The problem here is that "social issues" are lost for the Republicans on two fronts:
First, there is this underlying fear of any kind of "handout" program. There is an underlying fear that someone, somewhere, is abusing welfare. There is this over-arching, incorrect feeling that most people, given the chance, would rather be deadbeats than productive. If you give someone who is hungry food, you will somehow breed legions of people who don't want to work for food. If you give someone who is sick or injured free health care, the quality of the care must be terrible.
There is an absolute refusal to acknowledge any benefit that taxpayer-funded services might have given them in their lifetimes. There is an absolute refusal, even disdain for the idea that virtually no one in modern society is entirely self-made.
I don't see this attitude changing.
The second, and bigger, problem here is that many of these "social issues" are really "religious issues". Birth control. Abortion. Contraception. Gay marriage. The problem here, as someone else pointed out, is that the Republican/Conservative population is essentially living in Victorian times, or rather they like to tell everyone they are. Like the Baptists who refuse to look each other in the eye when they bump into each other at the liquor store, Republican/Conservatives talk a good game about "family values" but invariably they are the ones with wide stances or some other peccadillo. I remember a study that showed that since 1945 something like 95+% of people had pre-marital sex. To hear the Republican/Conservatives talk, though, everyone before 1960 was a candidate for monasteries and convents.
Modern social morals concerning sexuality have changed, and drastically, even from when I was a teenager 20+ years ago. When I was coming of age, finding an uncle's Playboy was some serious shit.

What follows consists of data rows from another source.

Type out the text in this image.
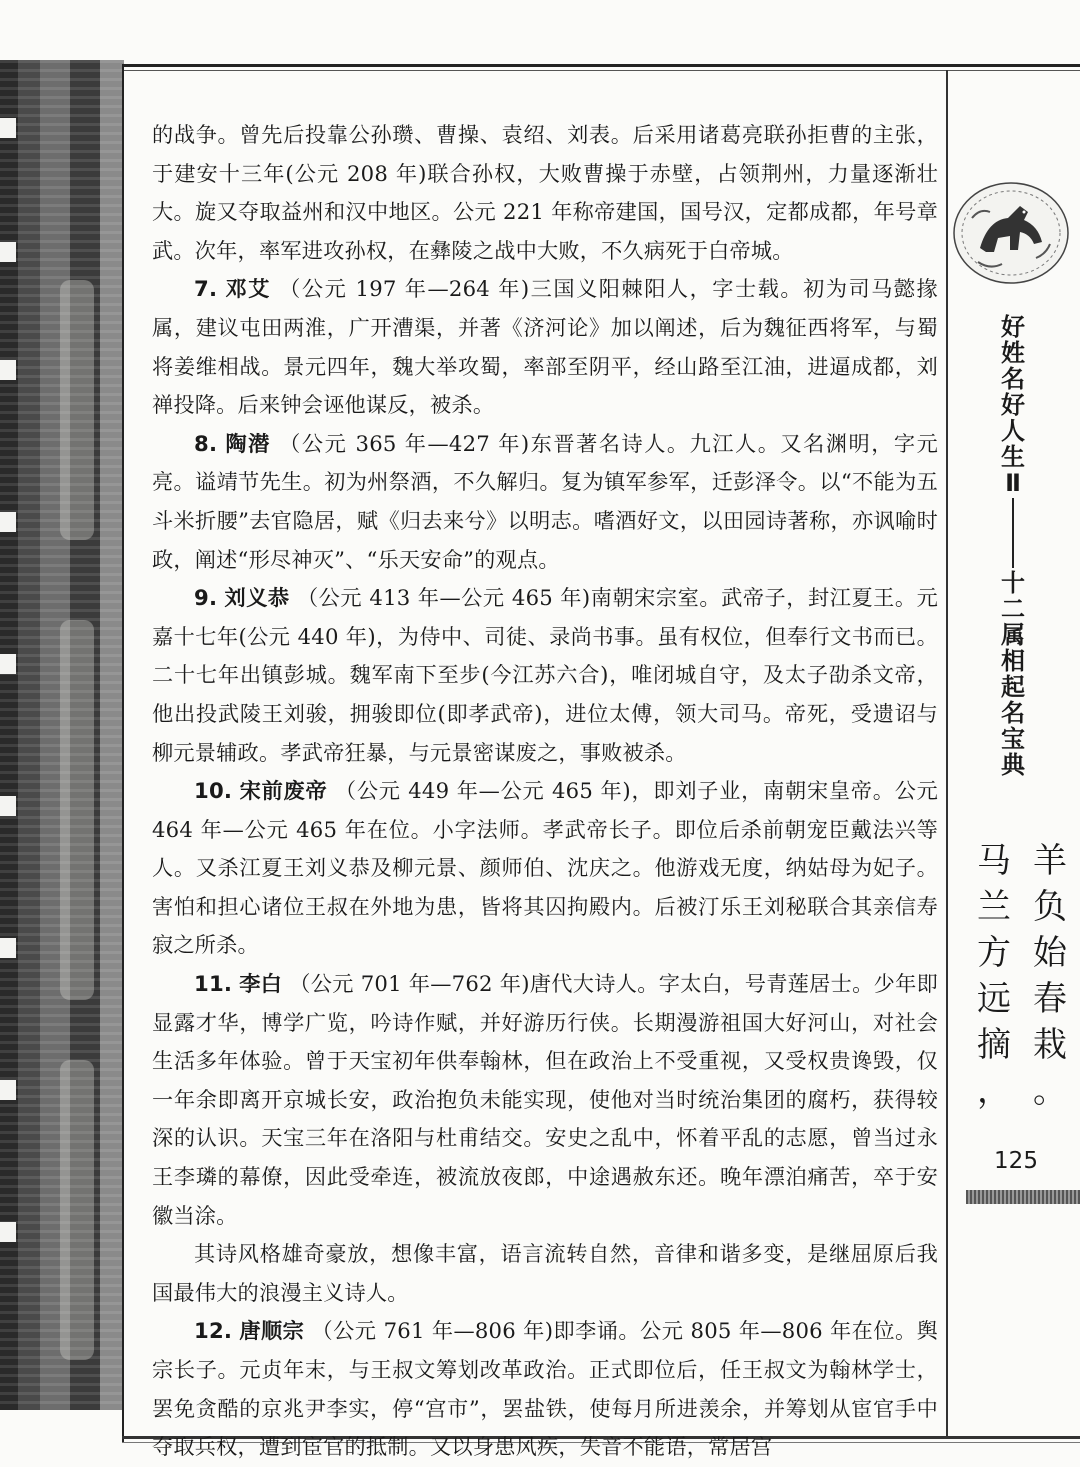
的战争。曾先后投靠公孙瓒、曹操、袁绍、刘表。后采用诸葛亮联孙拒曹的主张，于建安十三年(公元 208 年)联合孙权，大败曹操于赤壁，占领荆州，力量逐渐壮大。旋又夺取益州和汉中地区。公元 221 年称帝建国，国号汉，定都成都，年号章武。次年，率军进攻孙权，在彝陵之战中大败，不久病死于白帝城。

7. 邓艾 （公元 197 年—264 年)三国义阳棘阳人，字士载。初为司马懿掾属，建议屯田两淮，广开漕渠，并著《济河论》加以阐述，后为魏征西将军，与蜀将姜维相战。景元四年，魏大举攻蜀，率部至阴平，经山路至江油，进逼成都，刘禅投降。后来钟会诬他谋反，被杀。

8. 陶潜 （公元 365 年—427 年)东晋著名诗人。九江人。又名渊明，字元亮。谥靖节先生。初为州祭酒，不久解归。复为镇军参军，迁彭泽令。以“不能为五斗米折腰”去官隐居，赋《归去来兮》以明志。嗜酒好文，以田园诗著称，亦讽喻时政，阐述“形尽神灭”、“乐天安命”的观点。

9. 刘义恭 （公元 413 年—公元 465 年)南朝宋宗室。武帝子，封江夏王。元嘉十七年(公元 440 年)，为侍中、司徒、录尚书事。虽有权位，但奉行文书而已。二十七年出镇彭城。魏军南下至步(今江苏六合)，唯闭城自守，及太子劭杀文帝，他出投武陵王刘骏，拥骏即位(即孝武帝)，进位太傅，领大司马。帝死，受遗诏与柳元景辅政。孝武帝狂暴，与元景密谋废之，事败被杀。

10. 宋前废帝 （公元 449 年—公元 465 年)，即刘子业，南朝宋皇帝。公元 464 年—公元 465 年在位。小字法师。孝武帝长子。即位后杀前朝宠臣戴法兴等人。又杀江夏王刘义恭及柳元景、颜师伯、沈庆之。他游戏无度，纳姑母为妃子。害怕和担心诸位王叔在外地为患，皆将其囚拘殿内。后被汀乐王刘秘联合其亲信寿寂之所杀。

11. 李白 （公元 701 年—762 年)唐代大诗人。字太白，号青莲居士。少年即显露才华，博学广览，吟诗作赋，并好游历行侠。长期漫游祖国大好河山，对社会生活多年体验。曾于天宝初年供奉翰林，但在政治上不受重视，又受权贵谗毁，仅一年余即离开京城长安，政治抱负未能实现，使他对当时统治集团的腐朽，获得较深的认识。天宝三年在洛阳与杜甫结交。安史之乱中，怀着平乱的志愿，曾当过永王李璘的幕僚，因此受牵连，被流放夜郎，中途遇赦东还。晚年漂泊痛苦，卒于安徽当涂。

其诗风格雄奇豪放，想像丰富，语言流转自然，音律和谐多变，是继屈原后我国最伟大的浪漫主义诗人。

12. 唐顺宗 （公元 761 年—806 年)即李诵。公元 805 年—806 年在位。舆宗长子。元贞年末，与王叔文筹划改革政治。正式即位后，任王叔文为翰林学士，罢免贪酷的京兆尹李实，停“宫市”，罢盐铁，使每月所进羡余，并筹划从宦官手中夺取兵权，遭到宦官的抵制。又以身患风疾，失音不能语，常居宫

好
姓
名
好
人
生
Ⅱ
十
二
属
相
起
名
宝
典
羊
负
始
春
栽
。
马
兰
方
远
摘
，
125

Today's kids have the internet, and are exposed to every kind of kink you can possibly imagine. Their attitudes towards sex are light-years more liberal than my generation. Today's young adults embrace sexuality and expect to be able to enjoy sex routinely and casually. That means unquestionable access to contraception and abortion. And it means and end to trying to legislate who can get married and who can't based on who has a penis or not.
And that attitude I don't ever see changing. The Republican/Conservative population is the final political refuge of the religious nuts. It is who they are. It defines them. Thus expecting them to change their attitudes on any social issue that revolves around sexuality is a complete lost cause.